We disembarked the American Queen on the last day of our seven day cruise on the Mississippi in an upscale neighborhood in Memphis called Harbor Town, and made our way to Memphis Park on Beale Street. Our guide Allegra asked the driver to stop. She introduced us to Memphis Jones who was standing on the corner with his guitar. Before we knew it, he was invited to hop aboard the front of the bus. He welcomed us to Memphis and sang two songs by Elvis including Blue Suede Shoes and a song by Johnny Cash. Allegra said that he would be performing at B.B. King’s House of Blues at 5 PM. After Jones got off the bus, we followed as Allegra invited us to see the bronze statue of Elvis. I went up to Jones to thank him for his performance on the bus and asked him if we could take a photo together for my blog enjoyyourlifenow.net Not only did he oblige, the good natured guitarist unexpectedly took off his guitar and gave it to me to use as a prop, as we struck a pose.
Our group then explored Beale Street, which comes alive in the evening. Beale street has a lot of history. It is where General Grant had his Civil War headquarters, it is where Dr. Martin Luther King, Jr., marched, and where B.B. King and Elvis Presley got their start. Before the 1900s Beale Street was a place where Jewish, Italian, Greek and Chinese immigrants lived and worked, and where the African-American freedmen came to make a make a life for themselves.
Our bus then proceeded to the Graceland Mansion estate that was owned by Elvis Presley which serves as a museum. It was declared a National Historic Landmark on March 27, 2006, and is the second (only to the White House) as the most visited home in America, with over 650,000 visitors a year. Elvis’s car collection and showcases of Elvis memorabilia was incredible. After having lunch there we checked into our hotel.

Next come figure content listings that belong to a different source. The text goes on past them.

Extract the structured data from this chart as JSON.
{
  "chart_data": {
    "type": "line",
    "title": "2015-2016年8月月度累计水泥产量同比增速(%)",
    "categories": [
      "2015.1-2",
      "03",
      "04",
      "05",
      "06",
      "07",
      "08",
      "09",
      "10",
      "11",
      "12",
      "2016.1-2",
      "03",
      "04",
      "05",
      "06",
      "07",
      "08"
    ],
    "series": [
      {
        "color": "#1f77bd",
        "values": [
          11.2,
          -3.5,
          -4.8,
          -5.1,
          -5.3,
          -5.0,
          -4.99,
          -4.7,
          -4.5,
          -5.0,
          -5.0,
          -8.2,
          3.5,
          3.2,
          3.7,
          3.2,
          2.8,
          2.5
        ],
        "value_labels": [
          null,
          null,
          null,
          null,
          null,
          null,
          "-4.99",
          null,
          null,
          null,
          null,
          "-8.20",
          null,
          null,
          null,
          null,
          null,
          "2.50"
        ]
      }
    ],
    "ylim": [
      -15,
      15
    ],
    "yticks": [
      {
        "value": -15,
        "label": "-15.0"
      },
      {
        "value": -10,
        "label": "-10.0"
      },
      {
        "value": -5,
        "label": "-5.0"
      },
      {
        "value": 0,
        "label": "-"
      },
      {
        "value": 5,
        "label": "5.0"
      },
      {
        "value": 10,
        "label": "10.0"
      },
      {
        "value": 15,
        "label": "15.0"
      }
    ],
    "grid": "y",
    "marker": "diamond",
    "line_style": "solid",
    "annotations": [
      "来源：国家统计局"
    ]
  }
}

At 4:30 PM we met Susan and Nelson Bye at the Peabody Hotel to witness the Peabody Duck March, a charming tradition that has been going on for over 80 years. It began in 1933 after the Peabody’s general manager returned from a hunting trip empty handed with the smell of Jack Daniels on his breath. He bitterly released his English call ducks that he had used as bait into the Grand Lobby fountain as seen in one of the photos. It became a big hit with guests.
We then went to listen to Memphis Jones and his band perform the B.B. King House of Blues at 5:15 PM. It was a one of a kind interactive experience. Jones is not only an exceptional high energy performer, but an avid “music historian.” He can tell you the stories behind music. He pointed out B.B. King didn’t discover the Blues, he mastered it. Elvis didn’t invent rock and roll, he mastered it. After one of his sets, I went in front of the stage and asked Jones “Do you remember me? We met in the park this morning.” After dropping a $20 bill in the jar, he smiled, thanked me and said, “Would you like to come up on stage and have a picture taken with the band for your blog?” I said, yeah, that would be great.
After that fun encounter with Memphis Jones, we went to dinner with the Byes at Itta Bena on the top floor of the club. It was named after the town where B.B. King was born. The ambience couldn’t have been more perfect, the food exquisite and Nelson introduced us to a wonderful blend of wine from California called Conundrum. We topped it off with a peach cobbler.